Il arrive souvent de confondre Beauville dans le Lot-et-Garonne, et non la commune du même nom, à l'est dans le Tarn-et-Garonne. Beauville viendrait du latin Bovis villa, ou littéralement la villa (grand domaine de l'époque romaine) des boeufs ; se retrouvant sur le signe héraldique du village. "Bou" étant le boeuf en gascon, le village se serait appelé successivement Bouville, puis déformé en Boville, pour enfin donner Beauville. On raconte que
durant la guerre de Cent Ans, Beauville, appelée autrefois Boville a triomphalement résisté aux assauts des anglais pendant la guerre de 100 ans.

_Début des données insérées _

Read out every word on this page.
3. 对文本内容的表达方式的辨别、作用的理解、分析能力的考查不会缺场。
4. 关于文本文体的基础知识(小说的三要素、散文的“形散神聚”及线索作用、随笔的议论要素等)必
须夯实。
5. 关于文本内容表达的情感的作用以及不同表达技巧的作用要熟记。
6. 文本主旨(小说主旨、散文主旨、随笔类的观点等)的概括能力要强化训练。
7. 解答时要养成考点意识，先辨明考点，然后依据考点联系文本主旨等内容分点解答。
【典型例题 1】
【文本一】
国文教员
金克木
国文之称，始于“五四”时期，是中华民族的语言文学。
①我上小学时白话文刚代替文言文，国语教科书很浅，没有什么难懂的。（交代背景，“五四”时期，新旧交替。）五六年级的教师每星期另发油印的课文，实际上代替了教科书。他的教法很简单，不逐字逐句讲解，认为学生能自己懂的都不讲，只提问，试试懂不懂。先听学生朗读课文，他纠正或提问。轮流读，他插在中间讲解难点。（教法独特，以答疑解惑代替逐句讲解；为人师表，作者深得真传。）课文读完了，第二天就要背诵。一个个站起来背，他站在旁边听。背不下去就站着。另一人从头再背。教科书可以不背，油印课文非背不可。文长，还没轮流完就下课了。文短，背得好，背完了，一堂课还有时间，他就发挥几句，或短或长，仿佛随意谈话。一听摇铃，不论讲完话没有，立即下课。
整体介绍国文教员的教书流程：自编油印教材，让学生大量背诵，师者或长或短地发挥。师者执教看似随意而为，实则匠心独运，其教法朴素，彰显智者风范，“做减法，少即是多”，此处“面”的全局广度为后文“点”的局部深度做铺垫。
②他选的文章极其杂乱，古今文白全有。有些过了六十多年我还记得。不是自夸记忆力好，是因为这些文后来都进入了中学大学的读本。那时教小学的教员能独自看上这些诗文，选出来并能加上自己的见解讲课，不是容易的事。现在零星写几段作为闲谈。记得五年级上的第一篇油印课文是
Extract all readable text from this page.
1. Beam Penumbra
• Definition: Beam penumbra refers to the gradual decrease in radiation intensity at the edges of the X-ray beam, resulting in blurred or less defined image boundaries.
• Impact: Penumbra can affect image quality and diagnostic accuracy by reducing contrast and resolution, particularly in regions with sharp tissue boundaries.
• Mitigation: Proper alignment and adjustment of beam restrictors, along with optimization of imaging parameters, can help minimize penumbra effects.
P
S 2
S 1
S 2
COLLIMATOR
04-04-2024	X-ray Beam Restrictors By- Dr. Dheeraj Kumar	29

Beauville a été jusqu'au xvie siècle le siège d'une importante baronnie de l'Agenais, possession de la famille féodale de Beauville puis Talleyrand-Périgord dont l’évêque d’Autun fut le dernier baron. François de Beauville a mené en 1574 la défense du château contre les protestants. Surplombant la vallée depuis son promontoire surplombant la belle campagne Agenais, Beauville semble faire corps avec la roche. Beauville a tout d'une bastide sans être encore reconnu comme tel.

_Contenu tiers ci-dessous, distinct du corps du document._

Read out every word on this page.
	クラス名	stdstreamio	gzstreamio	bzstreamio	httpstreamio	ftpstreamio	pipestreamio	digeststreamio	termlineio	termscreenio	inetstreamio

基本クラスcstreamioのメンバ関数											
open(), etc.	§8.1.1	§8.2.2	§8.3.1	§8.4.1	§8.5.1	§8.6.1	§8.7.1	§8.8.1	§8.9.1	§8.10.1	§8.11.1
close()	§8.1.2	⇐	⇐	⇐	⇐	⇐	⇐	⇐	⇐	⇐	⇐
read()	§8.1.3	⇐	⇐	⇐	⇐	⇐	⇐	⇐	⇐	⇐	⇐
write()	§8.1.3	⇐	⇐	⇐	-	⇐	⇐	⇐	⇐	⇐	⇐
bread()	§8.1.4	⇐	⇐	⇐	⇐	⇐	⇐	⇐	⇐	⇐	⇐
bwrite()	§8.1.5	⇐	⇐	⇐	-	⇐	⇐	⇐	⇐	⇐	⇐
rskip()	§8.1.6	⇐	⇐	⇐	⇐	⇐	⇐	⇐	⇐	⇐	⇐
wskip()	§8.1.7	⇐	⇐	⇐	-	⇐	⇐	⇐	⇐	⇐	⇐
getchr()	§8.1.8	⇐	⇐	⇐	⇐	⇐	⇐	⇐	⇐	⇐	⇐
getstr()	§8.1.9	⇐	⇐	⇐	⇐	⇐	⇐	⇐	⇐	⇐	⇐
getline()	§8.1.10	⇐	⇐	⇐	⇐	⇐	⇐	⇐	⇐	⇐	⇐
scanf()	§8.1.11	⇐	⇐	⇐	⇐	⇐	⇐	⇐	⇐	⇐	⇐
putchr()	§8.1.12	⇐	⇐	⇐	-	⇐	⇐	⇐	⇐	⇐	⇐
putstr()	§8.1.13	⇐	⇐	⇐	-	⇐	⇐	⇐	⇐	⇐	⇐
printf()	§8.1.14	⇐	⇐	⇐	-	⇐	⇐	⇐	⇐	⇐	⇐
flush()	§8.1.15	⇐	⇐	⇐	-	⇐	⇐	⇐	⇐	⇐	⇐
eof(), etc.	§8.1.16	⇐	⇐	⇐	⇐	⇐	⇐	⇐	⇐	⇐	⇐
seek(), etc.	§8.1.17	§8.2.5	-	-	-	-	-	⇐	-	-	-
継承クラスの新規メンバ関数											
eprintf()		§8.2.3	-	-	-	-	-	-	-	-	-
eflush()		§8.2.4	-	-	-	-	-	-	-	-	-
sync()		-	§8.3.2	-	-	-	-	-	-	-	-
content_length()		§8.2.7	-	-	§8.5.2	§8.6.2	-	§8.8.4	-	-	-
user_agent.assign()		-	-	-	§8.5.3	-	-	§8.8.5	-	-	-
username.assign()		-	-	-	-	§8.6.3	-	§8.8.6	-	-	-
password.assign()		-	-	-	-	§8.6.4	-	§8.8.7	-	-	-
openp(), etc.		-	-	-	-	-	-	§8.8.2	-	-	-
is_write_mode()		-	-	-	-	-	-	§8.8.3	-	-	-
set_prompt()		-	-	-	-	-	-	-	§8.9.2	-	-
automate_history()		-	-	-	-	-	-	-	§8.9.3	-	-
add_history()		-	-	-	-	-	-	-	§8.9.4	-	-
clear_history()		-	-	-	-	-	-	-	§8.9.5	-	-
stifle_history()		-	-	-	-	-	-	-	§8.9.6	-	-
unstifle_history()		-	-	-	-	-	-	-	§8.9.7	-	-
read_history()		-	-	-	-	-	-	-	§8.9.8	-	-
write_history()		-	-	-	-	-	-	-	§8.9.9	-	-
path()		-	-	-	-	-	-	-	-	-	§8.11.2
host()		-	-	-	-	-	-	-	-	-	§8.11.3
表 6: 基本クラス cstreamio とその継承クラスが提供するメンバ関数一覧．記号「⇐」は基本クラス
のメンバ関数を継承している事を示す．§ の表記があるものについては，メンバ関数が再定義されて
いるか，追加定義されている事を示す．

A l’entrée du village, Beauville s'organise autour d'une place à cornières plantée de marronniers, nommé aujourd'hui le carré où alternent vieilles maisons de pierre et maisons à colombages. la place principale de Beauville, contient la mairie d'un côté et de beaux bâtiments en pierre à arcades autour des trois autres. Les rues se coupent à angle droit, y compris les ruelles de la ville basse. Même si le plan du village, organisé autour d'une place à arcades a suggéré que Beauville pouvait être une bastide "oubliée", son existence était bien antérieure à la période de création des bastides à la fin du XIIe siècle. C'était typiquement un bourg seigneurial contre son château. Seule la partie centrale du village actuel a un plan proche de celui d'une bastide, alors que les maisons les plus proches du château ont disparu.

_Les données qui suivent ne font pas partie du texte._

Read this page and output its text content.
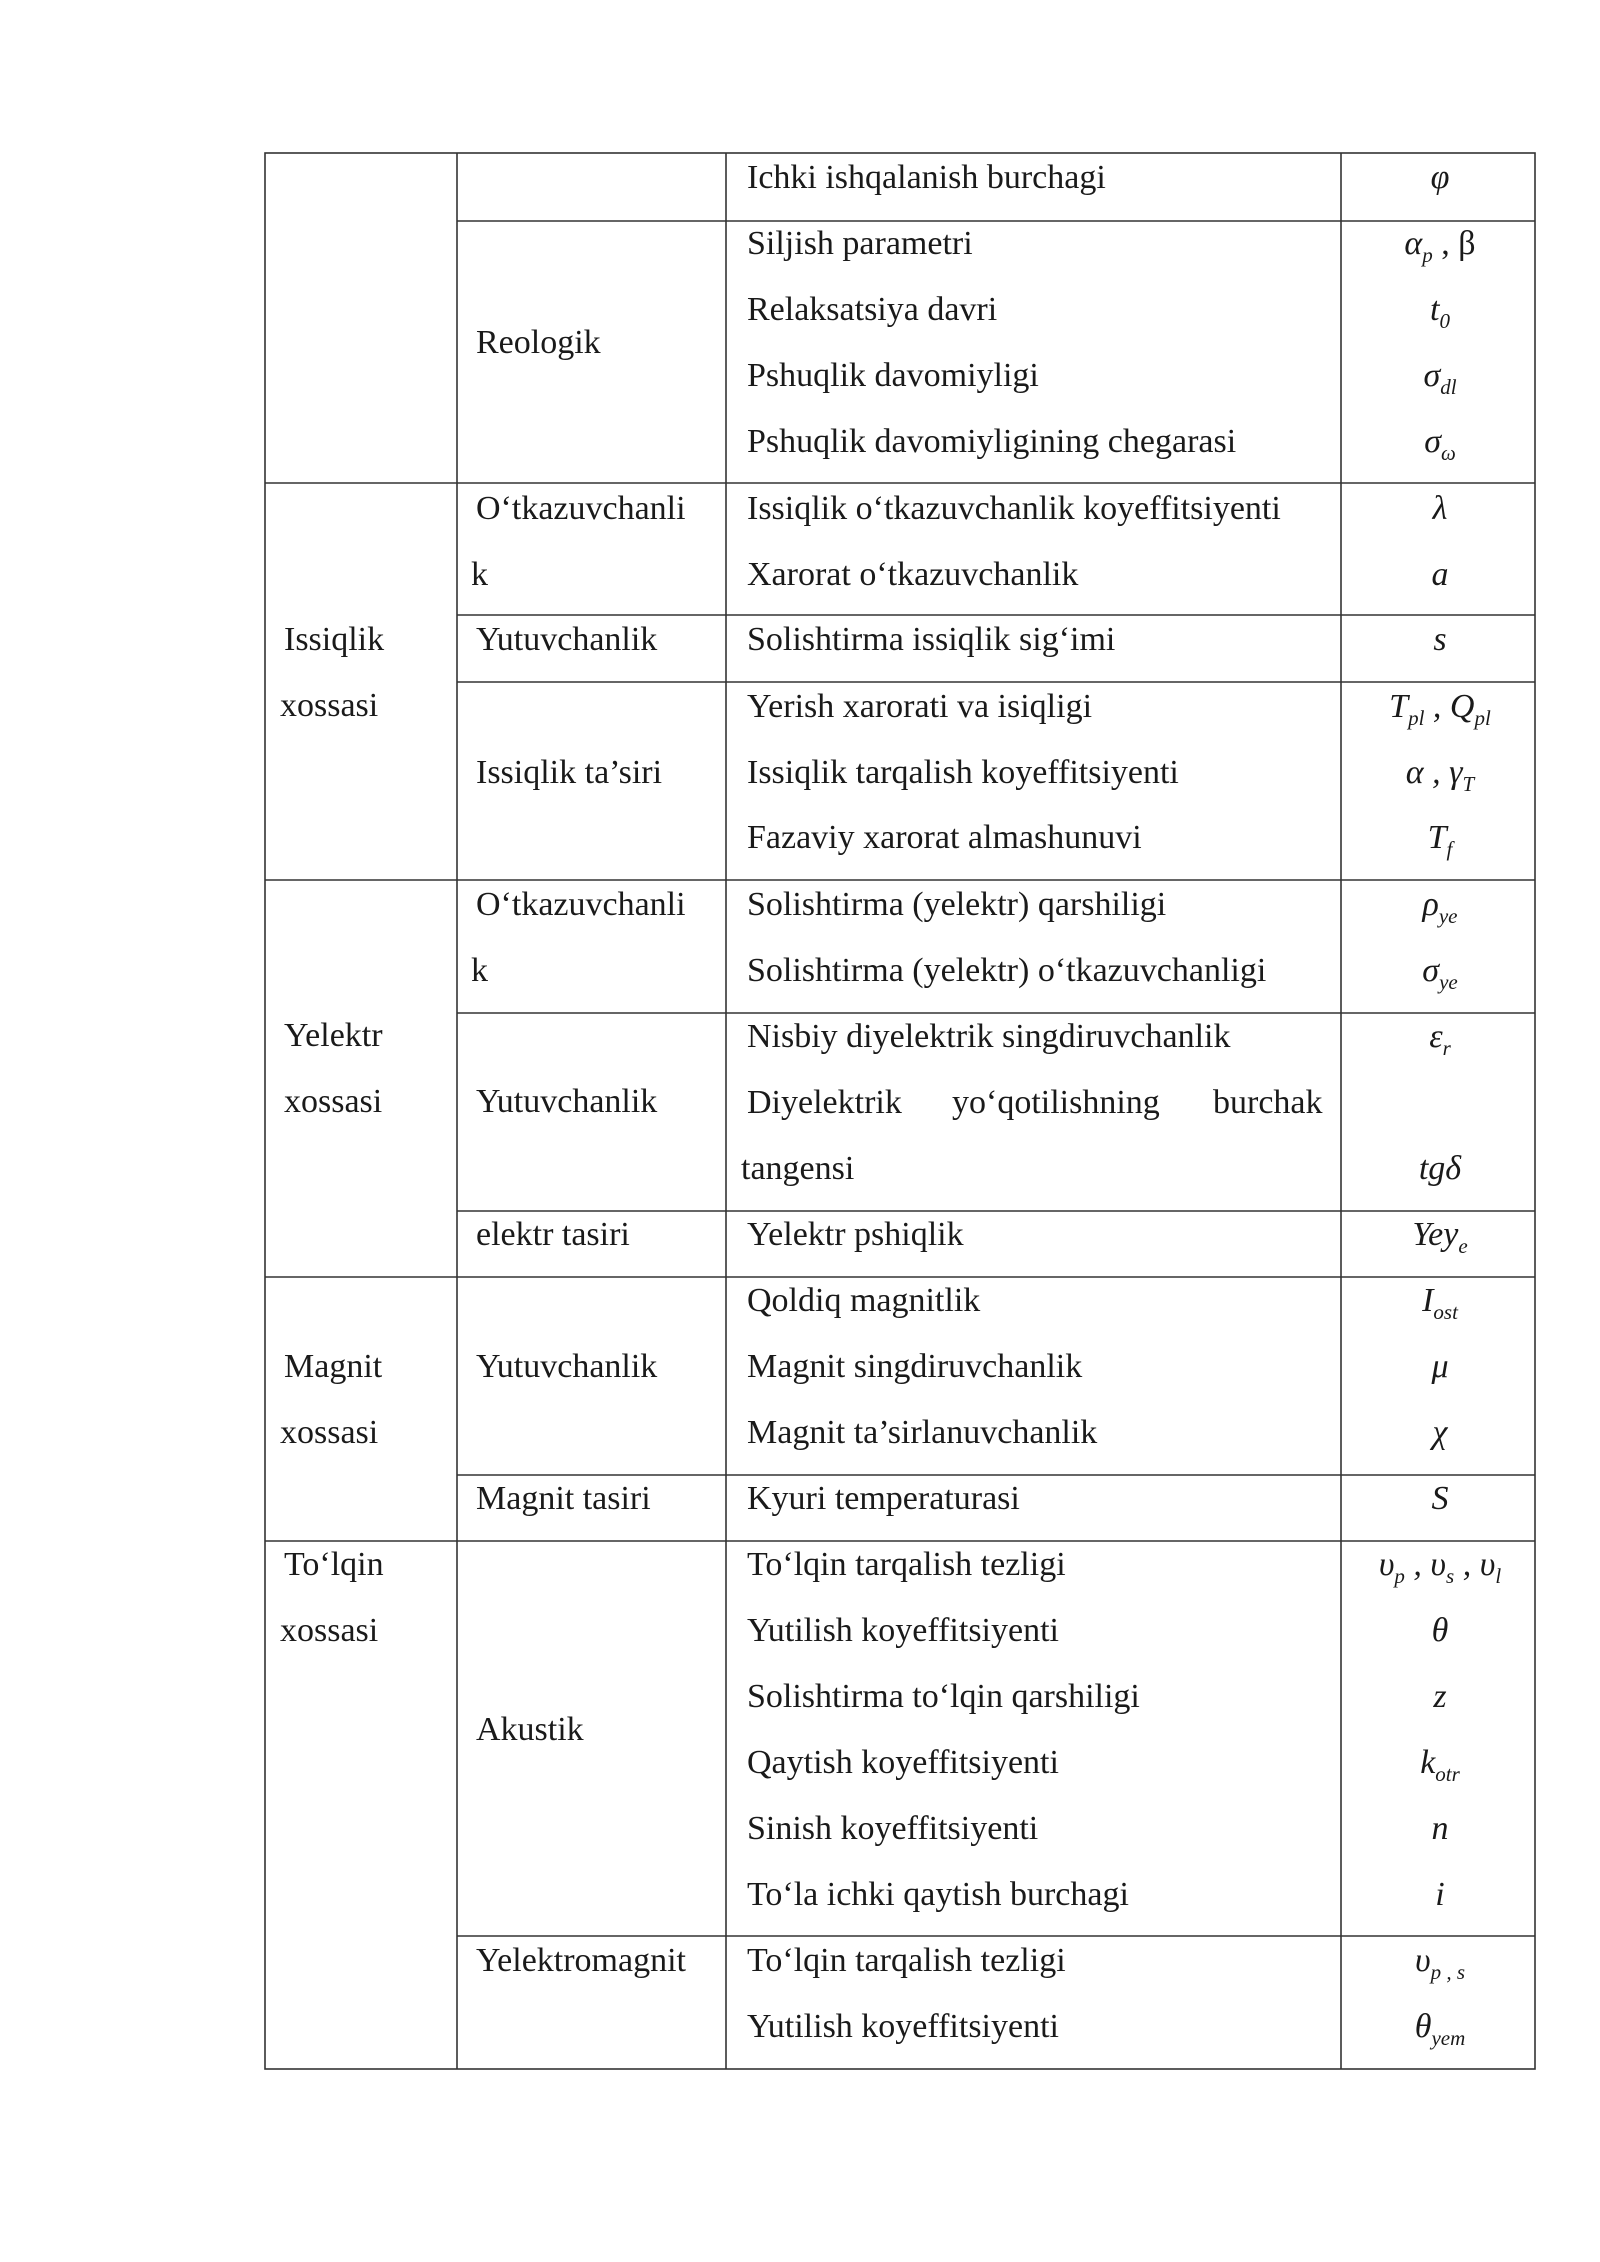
Issiqlik
xossasi
Yelektr
xossasi
Magnit
xossasi
To‘lqin
xossasi
Reologik
O‘tkazuvchanli
k
Yutuvchanlik
Issiqlik ta’siri
O‘tkazuvchanli
k
Yutuvchanlik
elektr tasiri
Yutuvchanlik
Magnit tasiri
Akustik
Yelektromagnit
Ichki ishqalanish burchagi
Siljish parametri
Relaksatsiya davri
Pshuqlik davomiyligi
Pshuqlik davomiyligining chegarasi
Issiqlik o‘tkazuvchanlik koyeffitsiyenti
Xarorat o‘tkazuvchanlik
Solishtirma issiqlik sig‘imi
Yerish xarorati va isiqligi
Issiqlik tarqalish koyeffitsiyenti
Fazaviy xarorat almashunuvi
Solishtirma (yelektr) qarshiligi
Solishtirma (yelektr) o‘tkazuvchanligi
Nisbiy diyelektrik singdiruvchanlik
Diyelektrik yo‘qotilishning burchak
tangensi
Yelektr pshiqlik
Qoldiq magnitlik
Magnit singdiruvchanlik
Magnit ta’sirlanuvchanlik
Kyuri temperaturasi
To‘lqin tarqalish tezligi
Yutilish koyeffitsiyenti
Solishtirma to‘lqin qarshiligi
Qaytish koyeffitsiyenti
Sinish koyeffitsiyenti
To‘la ichki qaytish burchagi
To‘lqin tarqalish tezligi
Yutilish koyeffitsiyenti
φ
$\alpha_p$ , β
$t_0$
$\sigma_{dl}$
$\sigma_\omega$
λ
a
s
$T_{pl}$ , $Q_{pl}$
α , $\gamma_T$
$T_f$
$\rho_{ye}$
$\sigma_{ye}$
$\varepsilon_r$
tgδ
Yey$_e$
$I_{ost}$
μ
χ
S
$\upsilon_p$ , $\upsilon_s$ , $\upsilon_l$
θ
z
$k_{otr}$
n
i
$\upsilon_{p , s}$
$\theta_{yem}$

Au centre du village de Beauville sur la place de la Mairie, l’église Saint-Jacques datant des XIVème et XVIème siècles vous ouvre ses portes. L'église Saint-Jacques se compose d'une large nef comportant deux travées carrées et une abside polygonale, le tout voûté sur croisées d'ogives avec liernes et tiercerons. Deux chapelles au sud et trois au nord, voûtées sur croisées d'ogives, s'ouvrent sur la nef et sur l'abside. Les murs de la nef sont ornés de peintures décoratives modernes. De même, les vitraux sont modernes. La porte d'entrée est de style Renaissance et se trouve sous le clocher, établi sur la façade ouest. L'étage inférieur du clocher voûté sur croisées d'ogives avec liernes et tiercerons, forme le porche qui communique avec l'extérieur
au moyen de trois portes surmontées d'arc en tiers point. Le clocher se présente sous la forme d'une tour carrée massive. L'accès se fait par un escalier à vis Saint-Gilles dont la porte s'ouvre sur la façade ouest.
Montant la garde à l'extrémité du plateau, à l’ouest du village s’offre à vous un château Renaissance des XIIIe et XIVe siècles et sa tour à mâchicoulis. Ce château de Beauville, dont les soubassements remontent aux XIIIe et XVIe siècle, a appartenu à la famille de Boville, alliée à celle du maréchal de Montluc et à celle de l'évêque d'Autun, Talleyrand-Périgord. François de Beauville mène en 1574 la défense du château contre les protestants. Les fondations et les soubassements datent de la fin du XIIIe siècle. Les Boville lèguent le bâtiment au département qui y installe six familles de gendarmes de 1865 à 1976.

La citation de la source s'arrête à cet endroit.